Way 1: Convert two fractions to the same denominator (review here) or numerator.

Way 2: Compare two fractions with suitable numbers (integers or fractions).
Note:
1) The fraction in which numerator and denominator have the same sign integers is greater than 0. A fraction greater than 0 is called a positive fraction. Conversely, the fraction in which numerator and denominator have the different sign integers is less than 0. A fraction less than 0 is called a negative fraction.
2) For a positive fraction (numerator and denominator have the same sign), if the numerator is greater than the denominator, the fraction is greater than 1 and conversely.
3) Of two positive fractions with the same numerator, the fraction with the smaller denominator is the larger fraction and conversely.
4) Given two fractions $\dfrac{a}{b}$ and $\dfrac{c}{d}$ (a, b, c, d $\in$ $\mathbb{N}^*$, a < c, b > d) then $\dfrac{a}{b} < \dfrac{c}{b} < \dfrac{c}{d}$
5) When we just want to know if two fractions are equivalent, we apply the following property $\dfrac{a}{b} = \dfrac{c}{d} \Leftrightarrow a.d = b.c$

Example 1: Are the follwing pairs of fractions equivalent?

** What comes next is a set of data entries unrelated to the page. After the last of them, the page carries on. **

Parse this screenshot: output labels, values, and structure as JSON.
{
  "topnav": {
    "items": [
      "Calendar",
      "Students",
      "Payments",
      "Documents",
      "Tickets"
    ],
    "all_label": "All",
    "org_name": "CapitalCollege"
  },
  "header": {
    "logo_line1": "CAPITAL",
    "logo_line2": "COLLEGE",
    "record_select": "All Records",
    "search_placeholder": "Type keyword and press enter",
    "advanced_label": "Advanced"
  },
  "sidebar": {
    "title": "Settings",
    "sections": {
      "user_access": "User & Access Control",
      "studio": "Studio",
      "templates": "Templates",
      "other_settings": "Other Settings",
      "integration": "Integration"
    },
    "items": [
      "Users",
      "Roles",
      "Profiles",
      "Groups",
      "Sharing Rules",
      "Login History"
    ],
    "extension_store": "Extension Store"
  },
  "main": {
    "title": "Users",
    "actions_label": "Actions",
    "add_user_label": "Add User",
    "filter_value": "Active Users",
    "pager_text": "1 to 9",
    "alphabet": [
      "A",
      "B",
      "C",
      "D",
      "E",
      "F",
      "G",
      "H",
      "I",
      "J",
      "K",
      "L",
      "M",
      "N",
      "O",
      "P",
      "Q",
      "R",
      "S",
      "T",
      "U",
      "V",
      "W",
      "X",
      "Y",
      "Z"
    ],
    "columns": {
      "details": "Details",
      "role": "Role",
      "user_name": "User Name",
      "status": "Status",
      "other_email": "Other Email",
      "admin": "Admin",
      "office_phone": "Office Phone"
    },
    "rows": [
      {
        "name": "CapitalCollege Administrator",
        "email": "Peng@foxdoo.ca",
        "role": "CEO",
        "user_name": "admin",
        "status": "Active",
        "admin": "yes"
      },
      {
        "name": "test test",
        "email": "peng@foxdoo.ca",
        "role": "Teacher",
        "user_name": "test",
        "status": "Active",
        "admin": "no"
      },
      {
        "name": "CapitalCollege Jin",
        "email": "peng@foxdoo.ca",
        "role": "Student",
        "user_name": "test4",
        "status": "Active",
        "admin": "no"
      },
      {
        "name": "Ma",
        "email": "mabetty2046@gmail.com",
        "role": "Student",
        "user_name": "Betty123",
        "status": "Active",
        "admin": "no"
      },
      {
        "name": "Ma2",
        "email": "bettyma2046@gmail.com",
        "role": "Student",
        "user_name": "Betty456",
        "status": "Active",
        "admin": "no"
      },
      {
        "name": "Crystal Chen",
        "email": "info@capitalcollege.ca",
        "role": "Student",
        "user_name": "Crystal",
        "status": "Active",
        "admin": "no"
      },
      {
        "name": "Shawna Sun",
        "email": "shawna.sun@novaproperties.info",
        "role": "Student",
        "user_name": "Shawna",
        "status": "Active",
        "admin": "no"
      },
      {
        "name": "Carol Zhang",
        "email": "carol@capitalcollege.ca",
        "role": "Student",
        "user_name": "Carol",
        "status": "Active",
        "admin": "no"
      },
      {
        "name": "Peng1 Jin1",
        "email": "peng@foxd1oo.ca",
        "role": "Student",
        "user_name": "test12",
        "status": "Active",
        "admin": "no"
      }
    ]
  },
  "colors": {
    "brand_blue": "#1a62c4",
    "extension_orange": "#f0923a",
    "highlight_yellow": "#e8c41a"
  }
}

1) $\dfrac{2}{3}$ and $\dfrac{6}{9}$

$\dfrac{2}{3} = \dfrac{6}{9}$ since 2.9 = 3.6

2) $\dfrac{{ - 3}}{4}$ and $\dfrac{5}{{ - 7}}$

$\dfrac{{ - 3}}{4} \ne \dfrac{5}{{ - 7}}$ since $( - 3).( - 7) \ne 4.5$

Example 2: Compare the following fractions:

1) $\dfrac{14}{{21}}$ and $\dfrac{ - 60}{{ - 72}}$

$\dfrac{{14}}{{21}} = \dfrac{{2}}{{3}}$, $\dfrac{{ - 60}}{{ - 72}} = \dfrac{{5}}{{6}}$

CD = 6

$\dfrac{2}{3} = \dfrac{{2.2}}{{3.2}} = \dfrac{4}{6}$

Since $\dfrac{{4}}{{6}} < \dfrac{{ 5}}{6}$,

$\dfrac{{14}}{{21}} < \dfrac{{ - 60}}{ - 72}$

2) $\dfrac{-2}{{7}}$ and $\dfrac{24}{{-56}}$

$\dfrac{{24}}{{ - 56}} = \dfrac{{ - 3}}{{7}}$ (divide both the numerator and denominator by $-$8)

Since $\dfrac{{-2}}{{7}} > \dfrac{{ - 3}}{7}$,

$\dfrac{{-2}}{{7}} > \dfrac{{24}}{-56}$

3) $\dfrac{11033}{{15045}}$ and $\dfrac{1111}{{1515}}$

$\dfrac{{11033}}{{15045}} = \dfrac{{11}}{{15}}$ (divide both the numerator and denominator by 1003)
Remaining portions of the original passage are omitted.